Adobe has expanded its Firefly generative AI platform with a new “Generate Sound Effects” tool, which entered beta on July 17. The feature, available in the Firefly web app, allows creators to produce custom audio from text prompts.
In a unique approach that sets it apart, the tool also lets users record their own voice—making sounds like “whoosh” or “clip-clop”—to guide the AI in generating effects with specific timing and intensity. This launch is part of Adobe’s broader strategy to build a complete, commercially safe toolkit.
The “Generate Sound Effects” tool increases competition in the race to dominate AI audio creation, pitting Adobe against rivals like Meta, ElevenLabs, Stability AI, and NVIDIA.
From ‘Whoosh’ to Soundscape: A New Way to Generate Audio
Announced on July 17, 2025, the new Generate Sound Effects tool represents a significant step forward in intuitive content creation. Instead of relying solely on text, creators can now provide vocal cues to shape the final audio output. This audio-led prompting was first teased in Adobe’s Project Super Sonic experiment.
The system analyzes the cadence and rhythm of the user’s recording to place sound effects precisely where they belong in a video timeline. This innovative workflow aims to bridge the gap between a creator’s intent and the AI’s interpretation, a common friction point in generative tools.

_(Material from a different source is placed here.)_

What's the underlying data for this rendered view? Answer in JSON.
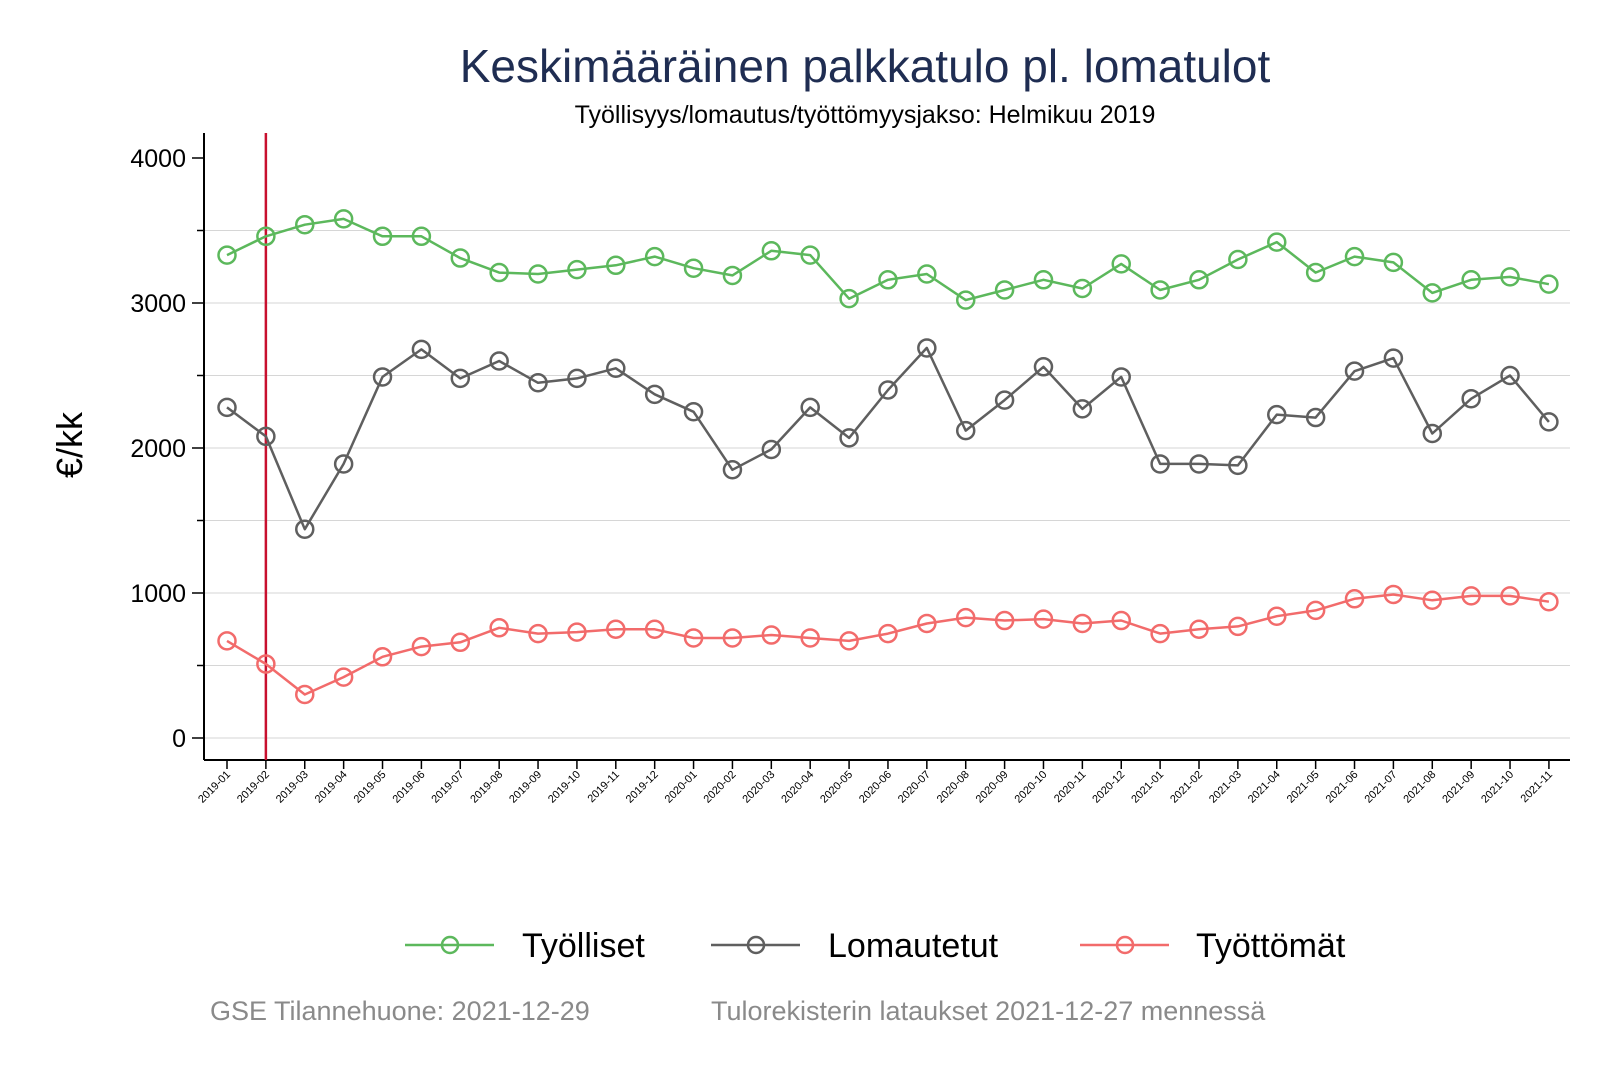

Beyond Sound: Firefly’s Expanded Video and Partner Toolkit
This audio generator is just one piece of a larger update to Firefly’s video capabilities. Adobe also introduced “Composition Reference,” a feature that allows users to upload a reference video to mirror its composition in a new AI-generated clip. This gives creators more control over shot framing and consistency.
The update also includes “Style Presets” for applying visual styles like claymation or anime with a single click, and “Keyframe Cropping” to streamline editing workflows. In a nod to the growing demand for scalable content, Adobe also launched “Text to Avatar (beta),” which turns scripts into videos led by a digital presenter.
Further expanding its ecosystem, Adobe is integrating third-party AI models from partners like Runway, Google, Pika, and Luma AI directly into Firefly. Adobe’s Generative AI lead, Alexandru Costin, suggested that “similar controls and presets may be available to use with third-party AI models in the future”, signaling a future where Firefly acts as a central hub for various generative technologies.
Navigating the Crowded and Contentious AI Audio Market
Adobe’s entry into AI sound generation places it in a fiercely competitive field. ElevenLabs launched its own sound effects tool back in June 2024, emphasizing its use of ethically sourced data through a partnership with Shutterstock.
Meanwhile, Stability AI and Arm released an open-source, on-device model in May 2025, focusing on royalty-free audio to avoid copyright disputes. Meta in 2023 launched AudioCraft, a generative AI platform that allows users to create original music and audio content with just a few clicks.
The industry remains cautious, however. NVIDIA unveiled its advanced Fugatto model in November 2024 but has withheld its public release over ethical concerns. Bryan Catanzaro, a VP at Nvidia, told Reuters at the time, “any generative technology always carries some risks, because people might use that to generate things that we would prefer they don’t,” underscoring the risks of misuse. This cautious stance reflects the legal battles faced by other AI firms over copyright infringement.
By building its models on commercially safe datasets and integrating multiple tools into a single platform, Adobe is positioning Firefly as a reliable and comprehensive solution for creative professionals.